We have an influx from southern California. They've discovered that our real estate prices are cheaper than Phoenix, Flagstaff and Prescott, so they're coming to "Invest".
Some even plan to live here.
Now, I was raised with the fiery latinos, the humerous Navajo, accomodating Hopi and half- ed anglos. In comparison, these people from California seem "bland". They're nice enough, just no spice.
Once they relocate here, they're lost. Their kids have been raised on concrete, and say there's "nothing to do" here. They've never learned how to play, other than organized soccer, t-ball, etc.
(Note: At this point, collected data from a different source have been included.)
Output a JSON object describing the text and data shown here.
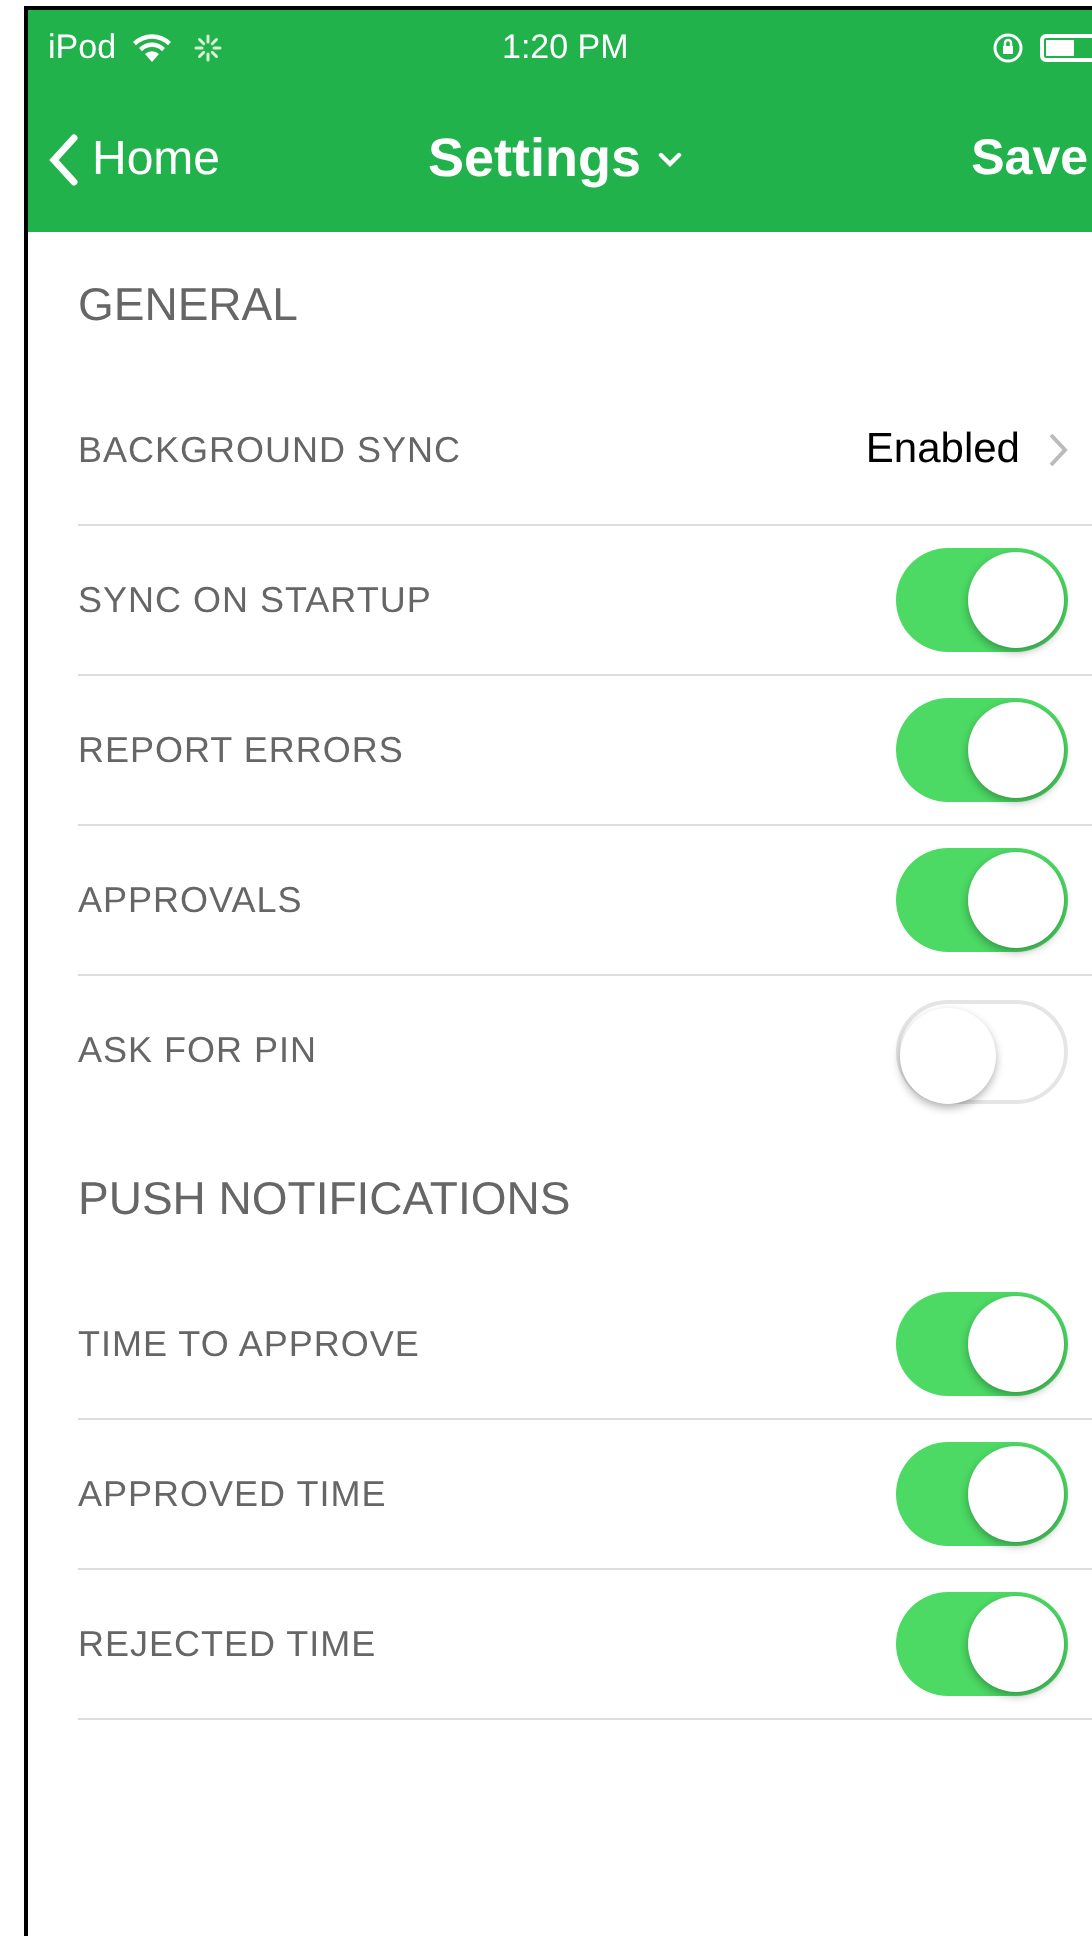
{
  "status_bar": {
    "carrier": "iPod",
    "time": "1:20 PM"
  },
  "nav": {
    "back": "Home",
    "title": "Settings",
    "action": "Save"
  },
  "sections": [
    {
      "title": "GENERAL",
      "rows": [
        {
          "kind": "link",
          "label": "BACKGROUND SYNC",
          "value": "Enabled"
        },
        {
          "kind": "toggle",
          "label": "SYNC ON STARTUP",
          "on": true
        },
        {
          "kind": "toggle",
          "label": "REPORT ERRORS",
          "on": true
        },
        {
          "kind": "toggle",
          "label": "APPROVALS",
          "on": true
        },
        {
          "kind": "toggle",
          "label": "ASK FOR PIN",
          "on": false
        }
      ]
    },
    {
      "title": "PUSH NOTIFICATIONS",
      "rows": [
        {
          "kind": "toggle",
          "label": "TIME TO APPROVE",
          "on": true
        },
        {
          "kind": "toggle",
          "label": "APPROVED TIME",
          "on": true
        },
        {
          "kind": "toggle",
          "label": "REJECTED TIME",
          "on": true
        }
      ]
    }
  ]
}
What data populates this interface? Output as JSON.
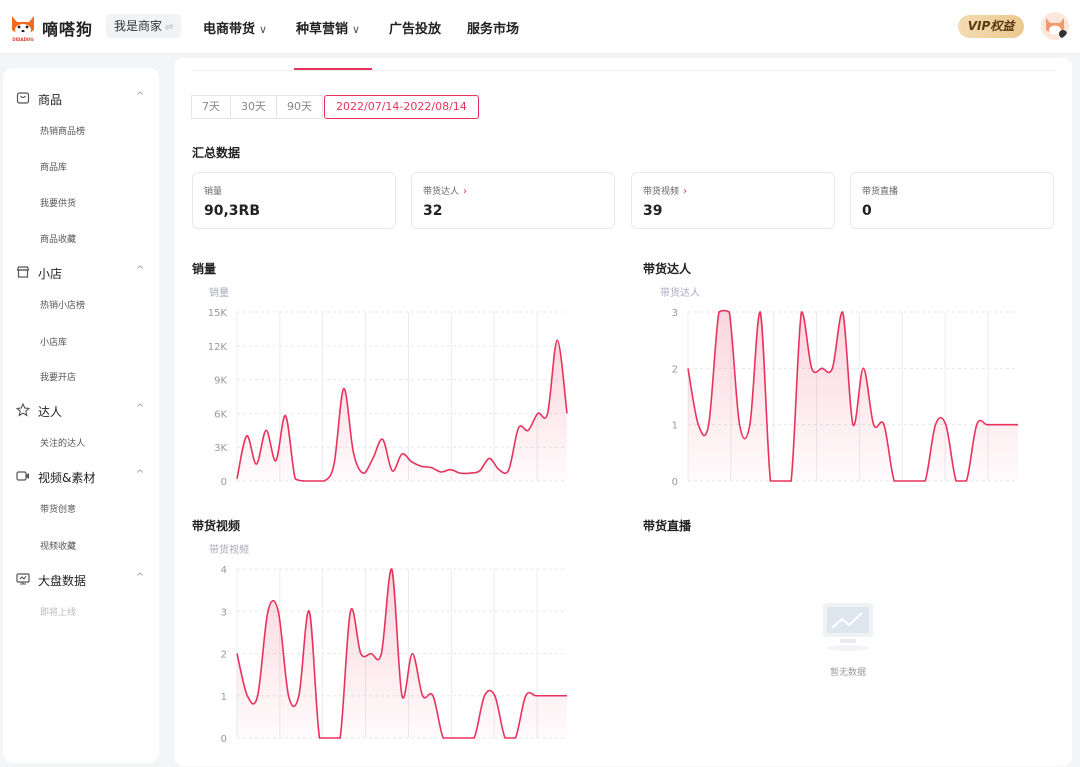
{
  "app": {
    "logo_text": "嘀嗒狗",
    "logo_sub": "DIDADOG",
    "role_label": "我是商家",
    "role_switch": "⇌"
  },
  "nav": [
    {
      "label": "电商带货",
      "chevron": "chevron-down"
    },
    {
      "label": "种草营销",
      "chevron": "chevron-down"
    },
    {
      "label": "广告投放"
    },
    {
      "label": "服务市场"
    }
  ],
  "vip_label": "VIP权益",
  "sidebar": {
    "groups": [
      {
        "icon": "product-icon",
        "label": "商品",
        "arrow": "^",
        "items": [
          "热销商品榜",
          "商品库",
          "我要供货",
          "商品收藏"
        ]
      },
      {
        "icon": "shop-icon",
        "label": "小店",
        "arrow": "^",
        "items": [
          "热销小店榜",
          "小店库",
          "我要开店"
        ]
      },
      {
        "icon": "star-person-icon",
        "label": "达人",
        "arrow": "^",
        "items": [
          "关注的达人"
        ]
      },
      {
        "icon": "video-icon",
        "label": "视频&素材",
        "arrow": "^",
        "items": [
          "带货创意",
          "视频收藏"
        ]
      },
      {
        "icon": "dashboard-icon",
        "label": "大盘数据",
        "arrow": "^",
        "items": [
          "即将上线"
        ]
      }
    ]
  },
  "date_ranges": [
    "7天",
    "30天",
    "90天",
    "2022/07/14-2022/08/14"
  ],
  "summary": {
    "title": "汇总数据",
    "cards": [
      {
        "label": "销量",
        "value": "90,3RB",
        "arrow": ""
      },
      {
        "label": "带货达人",
        "value": "32",
        "arrow": "›"
      },
      {
        "label": "带货视频",
        "value": "39",
        "arrow": "›"
      },
      {
        "label": "带货直播",
        "value": "0",
        "arrow": ""
      }
    ]
  },
  "chart_data": [
    {
      "type": "area",
      "title": "销量",
      "ylabel": "销量",
      "ylim": [
        0,
        15000
      ],
      "yticks": [
        "0",
        "3K",
        "6K",
        "9K",
        "12K",
        "15K"
      ],
      "values": [
        200,
        4000,
        1500,
        4500,
        1800,
        5800,
        200,
        0,
        0,
        0,
        1500,
        8200,
        2500,
        700,
        2000,
        3700,
        900,
        2400,
        1700,
        1300,
        1200,
        800,
        1000,
        700,
        700,
        900,
        2000,
        1000,
        1000,
        4700,
        4500,
        6000,
        6000,
        12500,
        6000
      ],
      "line_color": "#e8325c"
    },
    {
      "type": "area",
      "title": "带货达人",
      "ylabel": "带货达人",
      "ylim": [
        0,
        3
      ],
      "yticks": [
        "0",
        "1",
        "2",
        "3"
      ],
      "values": [
        2,
        1,
        1,
        3,
        3,
        1,
        1,
        3,
        0,
        0,
        0,
        3,
        2,
        2,
        2,
        3,
        1,
        2,
        1,
        1,
        0,
        0,
        0,
        0,
        1,
        1,
        0,
        0,
        1,
        1,
        1,
        1,
        1
      ],
      "line_color": "#e8325c"
    },
    {
      "type": "area",
      "title": "带货视频",
      "ylabel": "带货视频",
      "ylim": [
        0,
        4
      ],
      "yticks": [
        "0",
        "1",
        "2",
        "3",
        "4"
      ],
      "values": [
        2,
        1,
        1,
        3,
        3,
        1,
        1,
        3,
        0,
        0,
        0,
        3,
        2,
        2,
        2,
        4,
        1,
        2,
        1,
        1,
        0,
        0,
        0,
        0,
        1,
        1,
        0,
        0,
        1,
        1,
        1,
        1,
        1
      ],
      "line_color": "#e8325c"
    },
    {
      "type": "area",
      "title": "带货直播",
      "values": [],
      "empty_text": "暂无数据"
    }
  ]
}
They can't see the possibilities of building forts in the rock bluffs, playing cowboy along the river or in the flats, flying kites from the top of a hill.
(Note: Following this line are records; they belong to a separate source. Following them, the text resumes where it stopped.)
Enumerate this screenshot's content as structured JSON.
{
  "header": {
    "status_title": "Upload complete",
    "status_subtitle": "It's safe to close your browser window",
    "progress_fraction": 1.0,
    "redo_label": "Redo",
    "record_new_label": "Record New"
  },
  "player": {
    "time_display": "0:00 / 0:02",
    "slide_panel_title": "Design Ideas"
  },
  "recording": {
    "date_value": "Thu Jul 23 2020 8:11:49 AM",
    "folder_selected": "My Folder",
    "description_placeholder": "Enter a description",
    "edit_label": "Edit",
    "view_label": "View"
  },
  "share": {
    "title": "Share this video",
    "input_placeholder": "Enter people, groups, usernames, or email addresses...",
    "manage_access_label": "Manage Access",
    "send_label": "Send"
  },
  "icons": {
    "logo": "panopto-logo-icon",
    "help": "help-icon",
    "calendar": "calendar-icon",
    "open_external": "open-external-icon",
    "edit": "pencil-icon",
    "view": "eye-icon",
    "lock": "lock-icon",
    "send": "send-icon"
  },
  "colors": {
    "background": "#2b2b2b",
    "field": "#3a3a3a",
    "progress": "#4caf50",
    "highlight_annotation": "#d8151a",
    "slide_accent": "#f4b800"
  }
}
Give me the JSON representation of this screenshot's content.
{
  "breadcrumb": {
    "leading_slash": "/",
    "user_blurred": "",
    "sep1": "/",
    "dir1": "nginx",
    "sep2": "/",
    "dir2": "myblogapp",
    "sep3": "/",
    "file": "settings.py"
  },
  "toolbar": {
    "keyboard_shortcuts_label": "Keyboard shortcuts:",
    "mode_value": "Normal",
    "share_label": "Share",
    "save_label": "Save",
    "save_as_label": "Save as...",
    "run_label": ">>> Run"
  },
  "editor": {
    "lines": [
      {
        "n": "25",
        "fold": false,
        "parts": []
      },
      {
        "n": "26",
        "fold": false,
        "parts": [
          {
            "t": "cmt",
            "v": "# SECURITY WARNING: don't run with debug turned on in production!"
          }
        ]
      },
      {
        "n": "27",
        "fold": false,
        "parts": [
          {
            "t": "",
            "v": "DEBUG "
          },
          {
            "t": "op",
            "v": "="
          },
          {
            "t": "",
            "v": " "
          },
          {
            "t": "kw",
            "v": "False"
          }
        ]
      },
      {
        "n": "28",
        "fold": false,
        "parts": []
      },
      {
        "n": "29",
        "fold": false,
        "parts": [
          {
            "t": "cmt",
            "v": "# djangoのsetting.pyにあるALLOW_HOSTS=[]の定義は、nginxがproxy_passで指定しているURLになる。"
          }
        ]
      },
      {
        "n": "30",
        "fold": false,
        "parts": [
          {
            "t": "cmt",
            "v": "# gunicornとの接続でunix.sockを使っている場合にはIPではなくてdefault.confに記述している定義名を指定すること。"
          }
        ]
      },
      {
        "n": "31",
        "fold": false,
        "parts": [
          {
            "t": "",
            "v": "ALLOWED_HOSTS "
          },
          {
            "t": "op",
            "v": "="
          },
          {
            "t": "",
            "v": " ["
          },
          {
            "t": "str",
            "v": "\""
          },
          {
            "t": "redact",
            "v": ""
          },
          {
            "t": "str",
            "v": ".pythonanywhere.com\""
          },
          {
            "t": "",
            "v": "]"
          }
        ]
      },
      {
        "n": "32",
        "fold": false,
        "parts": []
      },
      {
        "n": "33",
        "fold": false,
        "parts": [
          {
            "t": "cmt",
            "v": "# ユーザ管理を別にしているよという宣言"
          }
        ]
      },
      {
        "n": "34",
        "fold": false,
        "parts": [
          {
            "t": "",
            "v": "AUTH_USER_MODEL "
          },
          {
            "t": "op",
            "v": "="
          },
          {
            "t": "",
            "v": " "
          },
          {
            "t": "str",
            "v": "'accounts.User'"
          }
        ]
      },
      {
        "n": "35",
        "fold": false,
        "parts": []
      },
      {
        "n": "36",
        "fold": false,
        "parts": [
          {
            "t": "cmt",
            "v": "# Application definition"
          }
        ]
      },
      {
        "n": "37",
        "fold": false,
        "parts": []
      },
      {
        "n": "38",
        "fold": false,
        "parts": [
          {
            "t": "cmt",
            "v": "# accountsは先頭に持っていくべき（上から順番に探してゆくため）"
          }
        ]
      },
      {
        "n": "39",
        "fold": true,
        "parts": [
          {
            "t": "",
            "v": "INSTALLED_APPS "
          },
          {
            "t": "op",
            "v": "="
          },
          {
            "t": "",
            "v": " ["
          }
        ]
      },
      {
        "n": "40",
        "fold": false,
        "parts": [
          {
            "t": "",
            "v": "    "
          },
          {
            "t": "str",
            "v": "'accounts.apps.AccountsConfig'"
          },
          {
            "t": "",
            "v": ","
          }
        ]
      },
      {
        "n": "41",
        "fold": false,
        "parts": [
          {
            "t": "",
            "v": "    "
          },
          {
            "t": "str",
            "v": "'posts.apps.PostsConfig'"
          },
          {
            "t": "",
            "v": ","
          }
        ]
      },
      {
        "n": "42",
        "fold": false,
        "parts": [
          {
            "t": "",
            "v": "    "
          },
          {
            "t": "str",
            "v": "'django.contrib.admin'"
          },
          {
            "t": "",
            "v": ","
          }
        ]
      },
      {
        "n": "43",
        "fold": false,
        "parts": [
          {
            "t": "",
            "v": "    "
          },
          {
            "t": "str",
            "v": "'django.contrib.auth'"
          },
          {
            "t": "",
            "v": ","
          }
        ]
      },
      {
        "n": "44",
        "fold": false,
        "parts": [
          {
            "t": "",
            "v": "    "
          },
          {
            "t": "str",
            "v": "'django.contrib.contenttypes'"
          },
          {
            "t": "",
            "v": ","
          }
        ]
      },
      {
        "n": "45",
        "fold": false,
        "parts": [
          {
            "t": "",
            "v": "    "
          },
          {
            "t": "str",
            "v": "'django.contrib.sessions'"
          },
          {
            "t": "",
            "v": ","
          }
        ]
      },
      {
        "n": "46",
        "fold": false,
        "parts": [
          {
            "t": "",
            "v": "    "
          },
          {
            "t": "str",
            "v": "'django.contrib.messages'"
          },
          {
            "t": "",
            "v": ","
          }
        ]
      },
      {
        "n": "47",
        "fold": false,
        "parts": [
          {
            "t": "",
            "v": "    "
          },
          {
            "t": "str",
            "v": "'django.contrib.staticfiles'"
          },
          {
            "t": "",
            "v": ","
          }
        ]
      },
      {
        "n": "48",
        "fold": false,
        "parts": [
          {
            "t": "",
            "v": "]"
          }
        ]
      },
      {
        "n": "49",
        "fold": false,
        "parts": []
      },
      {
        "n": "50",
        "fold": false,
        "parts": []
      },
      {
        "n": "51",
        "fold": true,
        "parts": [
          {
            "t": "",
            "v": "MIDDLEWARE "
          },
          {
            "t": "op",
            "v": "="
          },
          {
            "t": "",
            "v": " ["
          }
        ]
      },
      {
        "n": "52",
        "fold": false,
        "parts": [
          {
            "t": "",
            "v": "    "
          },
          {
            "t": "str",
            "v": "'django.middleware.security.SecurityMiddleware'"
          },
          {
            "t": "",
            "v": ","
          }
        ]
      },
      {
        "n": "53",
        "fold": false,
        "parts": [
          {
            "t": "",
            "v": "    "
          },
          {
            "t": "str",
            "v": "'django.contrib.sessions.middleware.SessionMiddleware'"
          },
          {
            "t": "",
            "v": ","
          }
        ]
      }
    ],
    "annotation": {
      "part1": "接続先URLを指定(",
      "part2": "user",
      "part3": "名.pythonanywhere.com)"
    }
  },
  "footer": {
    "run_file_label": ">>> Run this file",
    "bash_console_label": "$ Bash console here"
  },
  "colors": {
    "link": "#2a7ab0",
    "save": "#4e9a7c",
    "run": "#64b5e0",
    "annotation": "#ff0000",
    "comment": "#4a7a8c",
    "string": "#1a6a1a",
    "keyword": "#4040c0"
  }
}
Even the adults seem to have no inner resources, and need something to entertain them. They soon find that their lives here are sorely lacking in that regard.
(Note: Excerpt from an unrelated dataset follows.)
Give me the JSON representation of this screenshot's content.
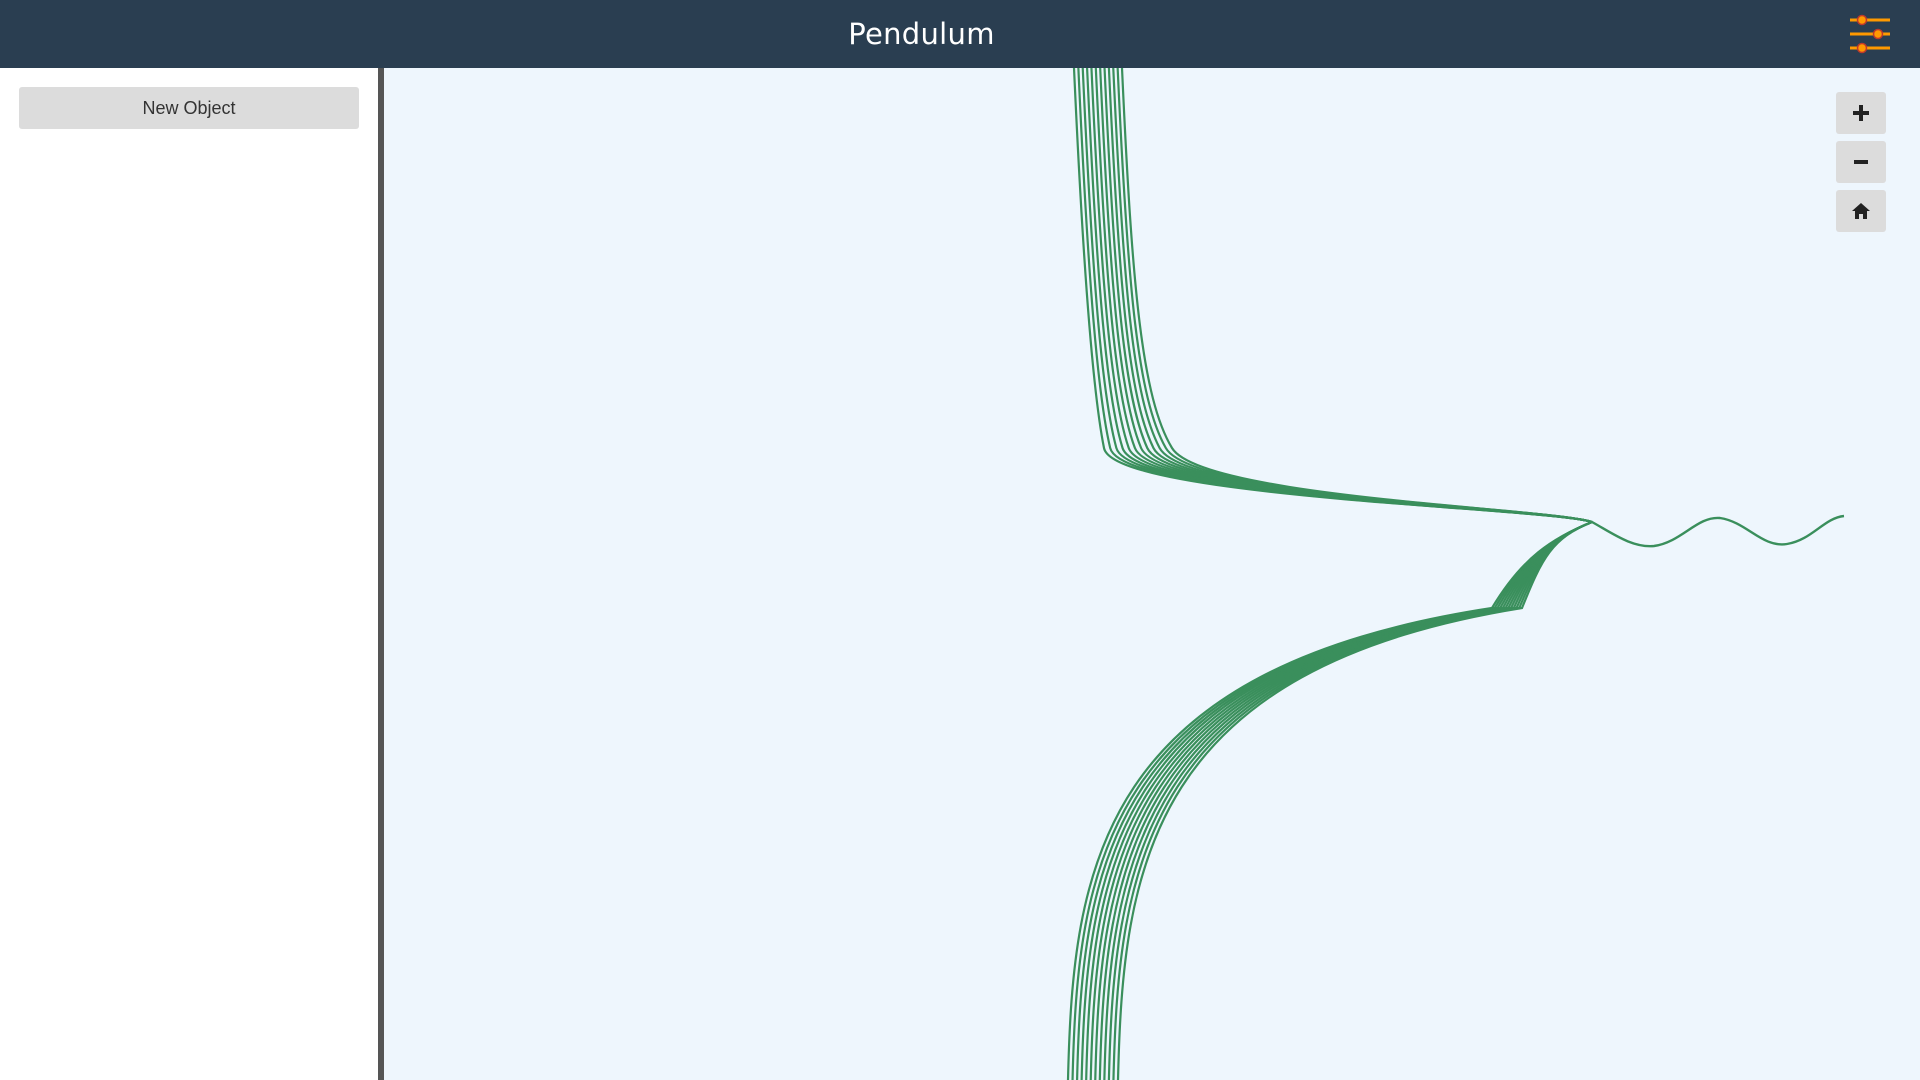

Although most come to the area with Four or Five Hundred Thousand from the sale of their California home, the haven't scouted out the job market. Most end up working at minimum wage in the tourism industry and supplementing that income with their savings. Within a decade, the savings will be gone.
Some have tried to get elected to city government on the platform that "In California, we -------------------" (fill in the blanks), as if we're so ignorant that we need to adopt California ways.
Of course they never ask me about the availability of the things that are so important to them. I believe it never entered their minds that there is a town without such things as a sushi bar. They merely come in, flashing that cash, and want to buy, buy, buy. So I sell, sell, sell.
And sometimes I ask myself "What the Hell are you doing selling out to these strangers?" But that's the career I've chosen, and sometimes there's a real conflict between keeping quality of life and making the almighty dollar.
My little corner of the world, the ranch. It's not for sale.